A Simple and Non-Invasive Method for Nuclear Transformation of Intact-walled Chlamydomonas reinhardtii

Genetic engineering in microalgae is gaining attraction but nuclear transformation methods available so far are either inefficient or require special equipment. In this study, we employ positively charged nanoparticles, 3-aminopropyl-functionalized magnesium phyllosilicate (aminoclay, approximate unit cell composition of [H(2)N(CH(2))(3)](8)Si(8)Mg(6)O(12)(OH)(4)), for nuclear transformation into eukaryotic microalgae. TEM and EDX analysis of the process of transformation reveals that aminoclay coats negatively-charged DNA biomolecules and forms a self-assembled hybrid nanostructure. Subsequently, when this nanostructure is mixed with microalgal cells and plated onto selective agar plates with high friction force, cell wall is disrupted facilitating delivery of plasmid DNA into the cell and ultimately to the nucleus.
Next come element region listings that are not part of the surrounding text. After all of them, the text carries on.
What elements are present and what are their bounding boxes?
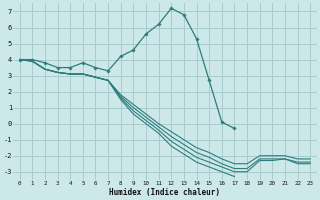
X-axis label: Humidex (Indice chaleur): Humidex (Indice chaleur) bbox=[109, 188, 220, 197]
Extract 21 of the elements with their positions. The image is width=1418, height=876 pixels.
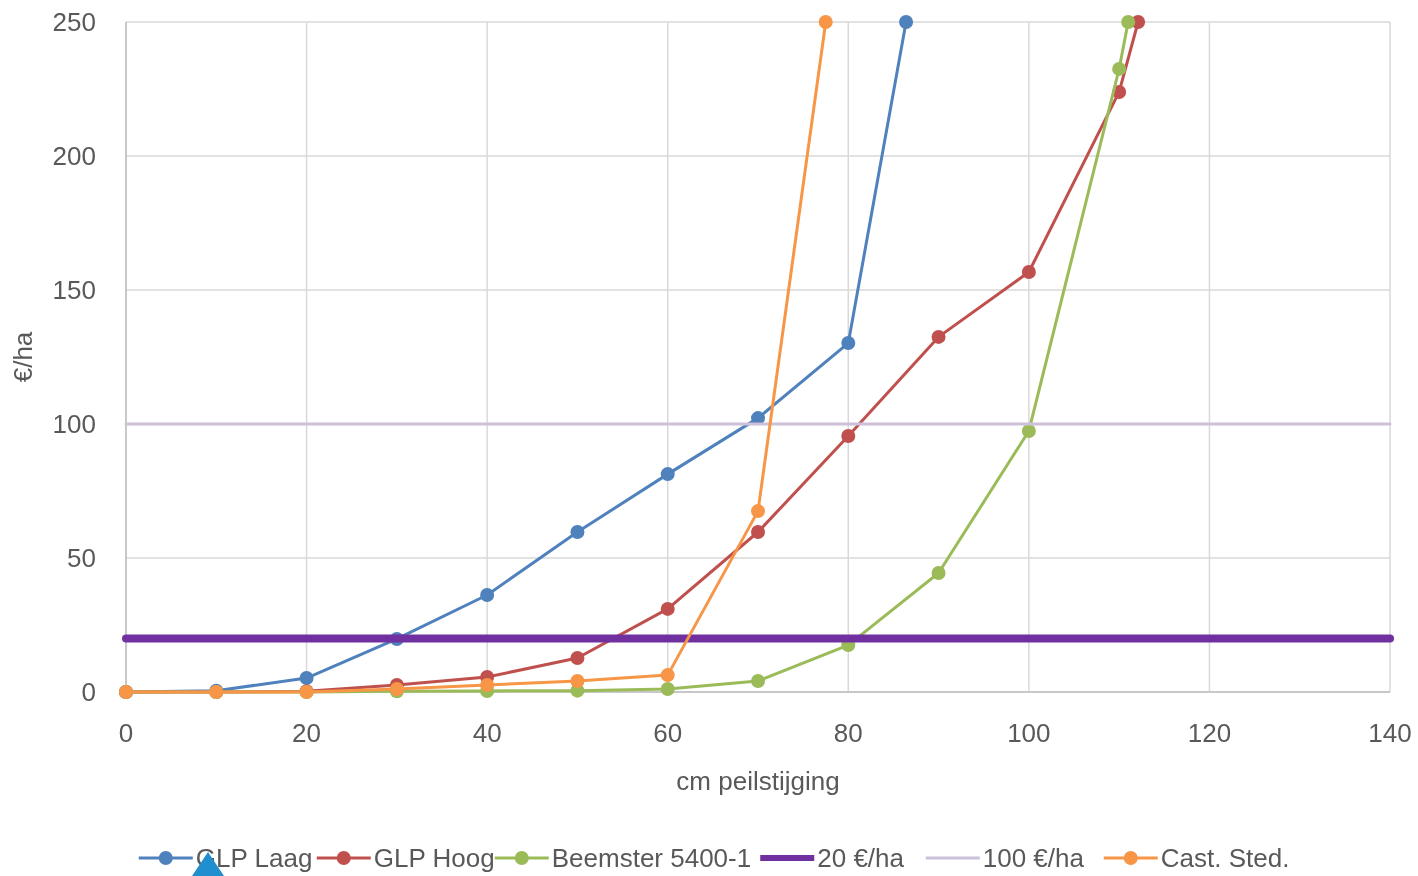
y-tick-label: 150 <box>52 275 96 306</box>
y-tick-label: 0 <box>81 677 96 708</box>
legend-label: Beemster 5400-1 <box>551 843 752 873</box>
y-tick-label: 250 <box>52 7 96 38</box>
x-tick-label: 60 <box>653 718 683 748</box>
legend-label: GLP Hoog <box>373 843 495 873</box>
legend-label: 100 €/ha <box>982 843 1085 873</box>
x-axis-title: cm peilstijging <box>676 766 840 796</box>
x-tick-label: 100 <box>1007 718 1051 748</box>
legend-label: Cast. Sted. <box>1160 843 1290 873</box>
legend-label: 20 €/ha <box>817 843 905 873</box>
x-tick-label: 140 <box>1368 718 1412 748</box>
x-tick-label: 40 <box>472 718 502 748</box>
y-tick-label: 100 <box>52 409 96 440</box>
x-tick-label: 80 <box>833 718 863 748</box>
y-axis-title: €/ha <box>8 331 38 383</box>
x-tick-label: 120 <box>1187 718 1232 748</box>
x-tick-label: 20 <box>292 718 322 748</box>
y-tick-label: 50 <box>67 543 96 574</box>
y-tick-label: 200 <box>52 141 96 172</box>
x-tick-label: 0 <box>118 718 134 748</box>
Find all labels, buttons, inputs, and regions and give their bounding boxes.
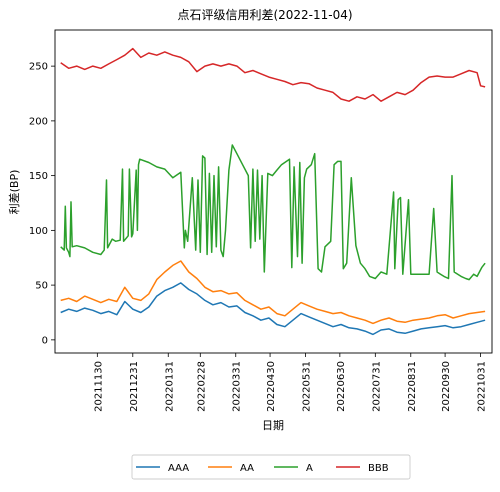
y-tick-label: 150 [29, 171, 48, 182]
chart-title: 点石评级信用利差(2022-11-04) [177, 8, 352, 22]
legend: AAA AA A BBB [131, 454, 411, 480]
x-tick-label: 20221031 [477, 361, 488, 412]
x-tick-label: 20220331 [232, 361, 243, 412]
legend-label-a: A [306, 463, 313, 474]
y-axis: 0 50 100 150 200 250 [29, 62, 55, 346]
y-tick-label: 50 [35, 281, 48, 292]
x-tick-label: 20220430 [266, 361, 277, 412]
legend-frame [131, 454, 411, 480]
plot-area [54, 29, 493, 354]
y-tick-label: 200 [29, 116, 48, 127]
x-tick-label: 20220630 [336, 361, 347, 412]
x-axis-label: 日期 [262, 419, 284, 432]
x-tick-label: 20220228 [196, 361, 207, 412]
x-axis: 20211130 20211231 20220131 20220228 20220331… [93, 353, 488, 412]
x-tick-label: 20220731 [371, 361, 382, 412]
y-tick-label: 0 [42, 335, 48, 346]
legend-label-aa: AA [240, 463, 254, 474]
x-tick-label: 20220930 [441, 361, 452, 412]
legend-label-bbb: BBB [368, 463, 389, 474]
y-axis-label: 利差(BP) [7, 170, 21, 215]
series-layer [60, 47, 486, 336]
x-tick-label: 20211130 [93, 361, 104, 412]
x-tick-label: 20220831 [407, 361, 418, 412]
series-line-aaa [60, 282, 486, 336]
y-tick-label: 100 [29, 226, 48, 237]
x-tick-label: 20220131 [164, 361, 175, 412]
x-tick-label: 20220531 [302, 361, 313, 412]
series-line-bbb [60, 47, 486, 102]
series-line-aa [60, 260, 486, 325]
legend-label-aaa: AAA [168, 463, 189, 474]
y-tick-label: 250 [29, 62, 48, 73]
series-line-a [60, 144, 486, 281]
x-tick-label: 20211231 [129, 361, 140, 412]
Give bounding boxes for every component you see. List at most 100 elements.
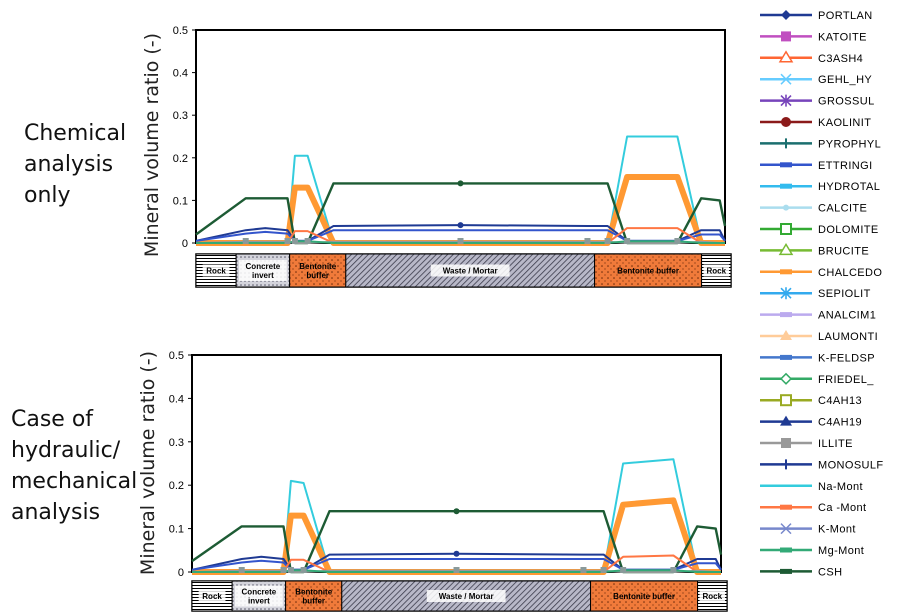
region-label: Rock <box>707 267 727 276</box>
legend-item: C4AH19 <box>760 415 862 429</box>
legend-label: C3ASH4 <box>818 53 863 65</box>
plot-frame <box>191 354 722 573</box>
illite-marker <box>674 238 681 244</box>
series-line-ettringi <box>195 229 726 242</box>
legend-marker <box>780 223 792 235</box>
legend-marker <box>780 547 792 553</box>
legend-label: C4AH19 <box>818 417 862 429</box>
y-tick-label: 0.2 <box>173 153 188 165</box>
legend-item: LAUMONTI <box>760 330 878 343</box>
legend-marker <box>780 73 792 85</box>
legend-marker <box>783 204 789 211</box>
legend-marker <box>781 138 791 149</box>
region-label: invert <box>248 597 270 606</box>
legend-item: C4AH13 <box>760 394 862 407</box>
legend-item: ILLITE <box>760 438 852 450</box>
legend-label: DOLOMITE <box>818 224 879 236</box>
y-tick-label: 0.5 <box>169 350 184 362</box>
region-label: buffer <box>302 597 325 606</box>
y-tick-label: 0.5 <box>173 25 188 37</box>
legend-item: GROSSUL <box>760 94 874 108</box>
legend-marker <box>778 242 794 256</box>
legend-item: CHALCEDO <box>760 267 882 279</box>
legend-label: ETTRINGI <box>818 160 873 172</box>
legend-marker <box>780 394 792 407</box>
legend-marker <box>780 94 792 107</box>
region-cell <box>590 580 699 612</box>
y-axis-label: Mineral volume ratio (-) <box>141 33 163 257</box>
legend-label: GEHL_HY <box>818 74 872 86</box>
region-cell <box>594 253 703 288</box>
legend-item: KAOLINIT <box>760 117 871 129</box>
region-cell <box>289 253 347 288</box>
y-tick-label: 0.2 <box>169 480 184 492</box>
legend-marker <box>780 312 792 318</box>
legend-label: ANALCIM1 <box>818 310 876 322</box>
region-label: Rock <box>703 592 723 601</box>
region-label: Concrete <box>242 588 277 597</box>
legend-label: KATOITE <box>818 31 867 43</box>
illite-marker <box>620 567 627 573</box>
y-tick-label: 0 <box>178 567 184 579</box>
legend-label: PYROPHYL <box>818 138 881 150</box>
series-line-csh <box>191 510 723 574</box>
series-point <box>453 508 460 515</box>
region-label: Bentonite <box>295 588 332 597</box>
case-label-chemical: Chemical analysis only <box>24 121 127 208</box>
legend-marker <box>780 183 792 189</box>
region-label: Waste / Mortar <box>443 267 498 276</box>
legend-item: Mg-Mont <box>760 545 864 557</box>
legend-marker <box>780 354 792 360</box>
region-label: Rock <box>202 592 222 601</box>
illite-marker <box>280 567 287 573</box>
region-label: Bentonite buffer <box>617 267 679 276</box>
illite-marker <box>580 567 587 573</box>
illite-marker <box>670 567 677 573</box>
legend-label: K-FELDSP <box>818 352 875 364</box>
legend-marker <box>781 10 791 20</box>
illite-marker <box>600 567 607 573</box>
series-point <box>453 550 460 557</box>
legend-item: SEPIOLIT <box>760 287 871 300</box>
legend-label: CSH <box>818 566 842 578</box>
illite-marker <box>304 238 311 244</box>
legend-item: Na-Mont <box>760 481 863 493</box>
legend-item: MONOSULF <box>760 459 883 471</box>
region-label-bg <box>703 264 729 277</box>
legend-item: PORTLAN <box>760 10 873 22</box>
region-label: Concrete <box>246 262 281 271</box>
legend: PORTLAN KATOITE C3ASH4 GEHL_HY GROSSUL KAOLIN… <box>760 10 883 578</box>
y-tick-label: 0.4 <box>173 68 188 80</box>
legend-marker <box>780 415 792 426</box>
series-line-csh <box>195 182 727 245</box>
legend-item: K-Mont <box>760 523 855 536</box>
legend-marker <box>780 330 792 340</box>
legend-item: HYDROTAL <box>760 181 880 193</box>
legend-label: HYDROTAL <box>818 181 880 193</box>
legend-label: CALCITE <box>818 203 867 215</box>
y-tick-label: 0 <box>182 238 188 250</box>
y-tick-label: 0.1 <box>169 524 184 536</box>
legend-label: SEPIOLIT <box>818 288 871 300</box>
region-label: Bentonite <box>299 262 336 271</box>
illite-marker <box>604 238 611 244</box>
legend-item: K-FELDSP <box>760 352 875 364</box>
legend-label: C4AH13 <box>818 395 862 407</box>
region-label: Bentonite buffer <box>613 592 675 601</box>
legend-marker <box>781 31 791 42</box>
legend-item: BRUCITE <box>760 242 869 257</box>
legend-item: PYROPHYL <box>760 138 881 150</box>
legend-marker <box>781 459 791 470</box>
illite-marker <box>284 238 291 244</box>
legend-label: PORTLAN <box>818 10 873 22</box>
legend-item: ANALCIM1 <box>760 310 876 322</box>
illite-marker <box>457 238 464 244</box>
illite-marker <box>238 567 245 573</box>
illite-marker <box>453 567 460 573</box>
legend-label: LAUMONTI <box>818 331 878 343</box>
case-label-hydraulic: Case of hydraulic/ mechanical analysis <box>11 407 138 525</box>
legend-marker <box>780 269 792 275</box>
legend-marker <box>780 523 792 535</box>
legend-marker <box>780 162 792 168</box>
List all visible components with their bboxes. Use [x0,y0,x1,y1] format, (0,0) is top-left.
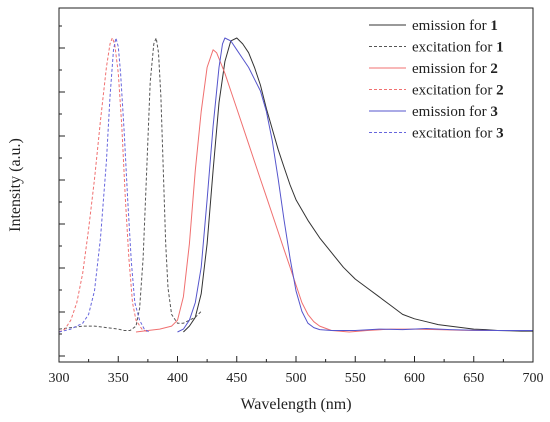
legend-entry-6: excitation for 3 [412,126,504,142]
legend-entry-4: excitation for 2 [412,83,504,99]
series-line-2 [58,37,202,331]
series-line-5 [177,37,533,333]
x-tick-label-400: 400 [167,371,188,386]
legend-entry-3: emission for 2 [412,61,498,77]
x-axis-tick-labels: 300 350 400 450 500 550 600 650 700 [49,371,544,386]
x-axis-ticks [58,356,534,362]
legend-entry-5: emission for 3 [412,104,498,120]
x-tick-label-650: 650 [463,371,484,386]
series-line-4 [58,37,149,333]
legend-entry-2: excitation for 1 [412,40,504,56]
x-axis-label: Wavelength (nm) [240,396,351,413]
x-tick-label-700: 700 [523,371,544,386]
series-line-1 [183,37,533,333]
y-axis-ticks [59,25,65,357]
y-axis-label: Intensity (a.u.) [7,138,24,232]
plot-lines [58,37,533,333]
series-line-3 [135,49,533,333]
x-tick-label-350: 350 [108,371,129,386]
x-tick-label-450: 450 [226,371,247,386]
legend-entry-1: emission for 1 [412,18,498,34]
x-tick-label-500: 500 [286,371,307,386]
x-tick-label-300: 300 [49,371,70,386]
x-tick-label-600: 600 [404,371,425,386]
series-line-6 [58,37,150,333]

This method is not only simple, inexpensive, and non-toxic to cells but also provides efficient transformation (5.03×10(2) transformants/µg DNA), second only to electroporation which needs advanced instrumentation. We present optimized parameters for efficient transformation including pre-treatment, friction force, concentration of foreign DNA/aminoclay, and plasticity of agar plates. It is also confirmed the successful integration and stable expression of foreign gene in Chlamydomonas reinhardtii through molecular methods.